DynamoDBの読み取り時の一貫性について、ConsistentReadがfalseの場合は結果整合性のある読み取り(Eventually consistent reads)となります。 結果整合性のある読み取りでは、最近書き込み完了した操作の結果が反映されないことがあると公式ドキュメントにもありました。
参考: DynamoDB の読み取り整合性 - Amazon DynamoDB
つまり4の読み取りで2で作ったItemが取れない可能性があるということです。
プリペアドステートメント関連のエラーの直後に問題が起こるのも、この仮説で説明可能です。
- 3でプリペアドステートメント関連のエラーが出てcallback内の処理がすぐ終わってしまう
- 2 -> 4 の間隔がとても短くなることで、ConsistentRead=falseの一貫性のない読み込みで2で作成したitemが取れずowner不一致判定になる
- 5のDeleteItemが走らない
- 2で作成したitemが消えないまま残ってしまう
- ロックが解除されないままになり、ロック待ちタイムアウトが頻発する
これは勝ったな、という事でGetItemとDeleteItemの不整合を解消しかつDynamoDBへのアクセスを減らすため、DeleteItem+Condition Expression一発でownerの判定も行うようにした修正版ドライバを用意しました。
FixedDynamoDbStore
/**
* DynamoDbLock::block()内のrelease()でロック解放に失敗するケースがあるので修正版
*/
class FixedDynamoDbStore extends DynamoDbStore
{
/**
* @inheritDoc
*/
public function lock($name, $seconds = 0, $owner = null)
{
return new FixedDynamoDbLock($this, $this->prefix.$name, $seconds, $owner);
}
/**
* valueが同じ場合のみ削除
*
* @param string $key
* @param mixed $value
* @return bool
*/
public function forgetIfSameValue(string $key, mixed $value): bool
{
try {
$this->dynamo->deleteItem(
[
'TableName' => $this->table,
'Key' => [
$this->keyAttribute => [
'S' => $this->prefix.$key,
],
],
'ConditionExpression' => '#value = :value',
'ExpressionAttributeNames' => [
'#value' => $this->valueAttribute,
],
'ExpressionAttributeValues' => [
':value' => [
$this->type($value) => $this->serialize($value),
],
],
]
);
return true;
} catch (DynamoDbException $e) {
if (str_contains($e->getMessage(), 'ConditionalCheckFailed')) {
logs()->error(
'[DynamoDbStore Error] DeleteItem failed by value difference.',
[
'table' => $this->table,
'keyAttribute' => $this->keyAttribute,
'key' => $this->prefix.$key,
'valueAttribute' => $this->valueAttribute,
'value'=> $value,
]
);
return false;
}
throw $e;
}
}
}
上記およびDynamoDbLockを継承した FixedDynamoDbLock::release() の実装で FixedDynamoDbStore::forgetIfSameValue() を使うように変更しています。

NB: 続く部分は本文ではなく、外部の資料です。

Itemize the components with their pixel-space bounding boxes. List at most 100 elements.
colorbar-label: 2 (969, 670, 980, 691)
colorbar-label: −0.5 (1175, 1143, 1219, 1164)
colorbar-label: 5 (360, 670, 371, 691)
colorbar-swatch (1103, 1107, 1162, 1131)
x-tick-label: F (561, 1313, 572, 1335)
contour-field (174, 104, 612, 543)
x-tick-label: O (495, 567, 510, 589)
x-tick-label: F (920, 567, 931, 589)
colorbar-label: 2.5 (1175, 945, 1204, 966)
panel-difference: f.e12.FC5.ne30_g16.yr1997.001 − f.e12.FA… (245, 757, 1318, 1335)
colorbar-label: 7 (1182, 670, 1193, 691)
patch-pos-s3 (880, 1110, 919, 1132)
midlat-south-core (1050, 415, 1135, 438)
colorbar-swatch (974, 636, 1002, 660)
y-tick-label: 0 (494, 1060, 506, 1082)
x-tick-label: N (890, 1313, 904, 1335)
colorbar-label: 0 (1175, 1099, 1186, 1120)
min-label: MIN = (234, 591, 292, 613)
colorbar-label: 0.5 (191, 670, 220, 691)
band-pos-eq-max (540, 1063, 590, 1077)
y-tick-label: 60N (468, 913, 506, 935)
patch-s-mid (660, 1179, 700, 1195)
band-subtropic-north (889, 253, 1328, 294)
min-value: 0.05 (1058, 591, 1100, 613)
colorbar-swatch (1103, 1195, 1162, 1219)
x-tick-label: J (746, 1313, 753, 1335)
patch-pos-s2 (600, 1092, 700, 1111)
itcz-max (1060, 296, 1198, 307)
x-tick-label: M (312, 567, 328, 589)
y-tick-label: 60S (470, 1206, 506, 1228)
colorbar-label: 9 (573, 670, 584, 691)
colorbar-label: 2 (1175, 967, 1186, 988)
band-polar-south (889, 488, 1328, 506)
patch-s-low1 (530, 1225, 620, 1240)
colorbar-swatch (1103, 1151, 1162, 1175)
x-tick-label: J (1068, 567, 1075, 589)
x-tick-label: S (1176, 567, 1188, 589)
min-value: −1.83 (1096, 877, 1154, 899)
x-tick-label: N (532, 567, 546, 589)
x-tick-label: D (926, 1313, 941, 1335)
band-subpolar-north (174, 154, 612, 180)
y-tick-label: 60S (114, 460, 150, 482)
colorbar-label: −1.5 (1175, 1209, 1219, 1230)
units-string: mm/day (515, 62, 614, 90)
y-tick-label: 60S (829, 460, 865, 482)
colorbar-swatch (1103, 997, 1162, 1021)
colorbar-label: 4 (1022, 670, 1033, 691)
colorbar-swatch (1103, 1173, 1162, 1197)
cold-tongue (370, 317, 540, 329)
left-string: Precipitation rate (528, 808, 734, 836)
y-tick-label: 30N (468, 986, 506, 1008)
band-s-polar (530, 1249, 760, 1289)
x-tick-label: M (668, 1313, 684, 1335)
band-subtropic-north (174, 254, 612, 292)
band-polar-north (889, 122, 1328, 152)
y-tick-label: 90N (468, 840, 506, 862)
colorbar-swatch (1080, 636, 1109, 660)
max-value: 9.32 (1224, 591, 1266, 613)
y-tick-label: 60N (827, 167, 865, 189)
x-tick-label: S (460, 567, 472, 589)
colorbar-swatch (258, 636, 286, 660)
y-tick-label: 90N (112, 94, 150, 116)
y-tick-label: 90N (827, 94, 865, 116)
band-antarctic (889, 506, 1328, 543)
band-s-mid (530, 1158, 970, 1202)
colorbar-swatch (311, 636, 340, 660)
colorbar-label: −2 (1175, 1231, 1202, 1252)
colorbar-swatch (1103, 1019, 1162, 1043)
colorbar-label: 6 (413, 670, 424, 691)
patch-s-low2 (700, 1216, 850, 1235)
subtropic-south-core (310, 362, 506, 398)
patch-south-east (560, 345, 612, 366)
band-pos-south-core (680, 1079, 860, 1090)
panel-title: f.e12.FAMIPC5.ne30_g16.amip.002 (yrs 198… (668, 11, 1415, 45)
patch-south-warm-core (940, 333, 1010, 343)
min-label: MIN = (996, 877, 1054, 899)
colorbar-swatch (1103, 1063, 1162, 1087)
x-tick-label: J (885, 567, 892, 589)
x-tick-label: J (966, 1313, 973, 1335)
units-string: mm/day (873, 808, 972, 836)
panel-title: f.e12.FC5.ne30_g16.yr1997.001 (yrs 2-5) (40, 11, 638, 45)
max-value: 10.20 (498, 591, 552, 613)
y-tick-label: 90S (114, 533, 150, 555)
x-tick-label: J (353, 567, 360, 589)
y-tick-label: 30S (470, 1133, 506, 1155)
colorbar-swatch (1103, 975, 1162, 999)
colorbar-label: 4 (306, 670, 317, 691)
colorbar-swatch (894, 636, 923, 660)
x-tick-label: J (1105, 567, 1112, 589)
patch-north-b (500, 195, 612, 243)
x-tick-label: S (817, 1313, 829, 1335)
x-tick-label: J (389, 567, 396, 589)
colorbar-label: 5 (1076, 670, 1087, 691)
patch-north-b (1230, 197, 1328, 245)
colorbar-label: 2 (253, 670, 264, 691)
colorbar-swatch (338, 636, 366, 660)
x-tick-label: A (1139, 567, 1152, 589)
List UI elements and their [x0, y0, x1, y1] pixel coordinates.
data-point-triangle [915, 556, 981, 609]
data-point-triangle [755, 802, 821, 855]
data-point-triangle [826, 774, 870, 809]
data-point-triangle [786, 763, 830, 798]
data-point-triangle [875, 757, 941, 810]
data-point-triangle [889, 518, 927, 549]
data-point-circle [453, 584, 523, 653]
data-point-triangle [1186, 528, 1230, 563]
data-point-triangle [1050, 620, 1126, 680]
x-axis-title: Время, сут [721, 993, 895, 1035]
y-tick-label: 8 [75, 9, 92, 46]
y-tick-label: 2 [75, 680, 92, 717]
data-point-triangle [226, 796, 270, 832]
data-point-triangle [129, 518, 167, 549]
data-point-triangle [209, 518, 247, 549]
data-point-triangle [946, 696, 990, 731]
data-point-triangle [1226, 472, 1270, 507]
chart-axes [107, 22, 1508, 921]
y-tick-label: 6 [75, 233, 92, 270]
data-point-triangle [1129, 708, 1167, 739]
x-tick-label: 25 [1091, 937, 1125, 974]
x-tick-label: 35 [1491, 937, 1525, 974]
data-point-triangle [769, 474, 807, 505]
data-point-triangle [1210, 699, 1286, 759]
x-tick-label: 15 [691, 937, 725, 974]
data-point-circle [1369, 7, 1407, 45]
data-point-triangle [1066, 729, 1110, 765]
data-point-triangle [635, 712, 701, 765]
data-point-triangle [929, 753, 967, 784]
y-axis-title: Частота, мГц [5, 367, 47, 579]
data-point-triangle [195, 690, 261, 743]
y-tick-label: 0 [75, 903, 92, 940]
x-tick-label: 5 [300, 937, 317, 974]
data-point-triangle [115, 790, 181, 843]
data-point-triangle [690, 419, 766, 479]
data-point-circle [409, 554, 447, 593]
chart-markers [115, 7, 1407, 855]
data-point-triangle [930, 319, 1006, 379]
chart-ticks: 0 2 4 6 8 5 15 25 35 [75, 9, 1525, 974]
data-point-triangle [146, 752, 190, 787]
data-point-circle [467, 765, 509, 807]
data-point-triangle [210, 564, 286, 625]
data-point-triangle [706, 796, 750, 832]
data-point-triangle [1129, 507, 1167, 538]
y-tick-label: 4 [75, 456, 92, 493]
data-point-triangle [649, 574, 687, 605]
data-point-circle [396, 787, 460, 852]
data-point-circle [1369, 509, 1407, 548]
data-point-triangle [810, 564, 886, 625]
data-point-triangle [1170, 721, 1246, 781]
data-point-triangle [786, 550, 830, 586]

修正版のコードを使った再度の負荷試験の結果、立てた仮説通りにエラーは解消されました。
今回は少しでも負荷を下げるためにDeleteItemとCondition Expressionを使う修正としましたが、環境変数の設定で、DynamoDbStore::get()におけるConsistentReadをtrueにもできるように変更するという手もあります。
ローカル開発環境または低負荷時の再現性のなさ
ローカル開発環境でDynamoDB Localを使ってもこのエラーは再現しませんでした。本物のDynamoDBと違いDynamoDB LocalはConsistentReadをfalseにしても、ほぼ強い一貫性を持つ読み取り相当になってしまいます。開発マシンのスペックをとんでもなく下げたりするともしかすると再現するかもしれませんが。
また、AWS上の環境でも低負荷の状態ではこのエラーを再現させることはできませんでした。高負荷時で書き込み後の読み取りにアイテムの状態が反映されるまでのレイテンシが長くなることが再現の条件となっていたと考えられます。
まとめ
高負荷時しか再現しないエラーだったこと、また初期からLaravelの実装を疑えなかったことで、かなりの苦戦を強いられました。 DynamoDBへの理解がもう少し深ければ早めに解決できたかもしれません。
今回の対象のLaravelのバージョンは9でしたが、おそらく最新のLaravelでも再現するはずなので、不具合とその対処をもう少し整理したのち、LaravelのGitHub Issueにも報告する予定です。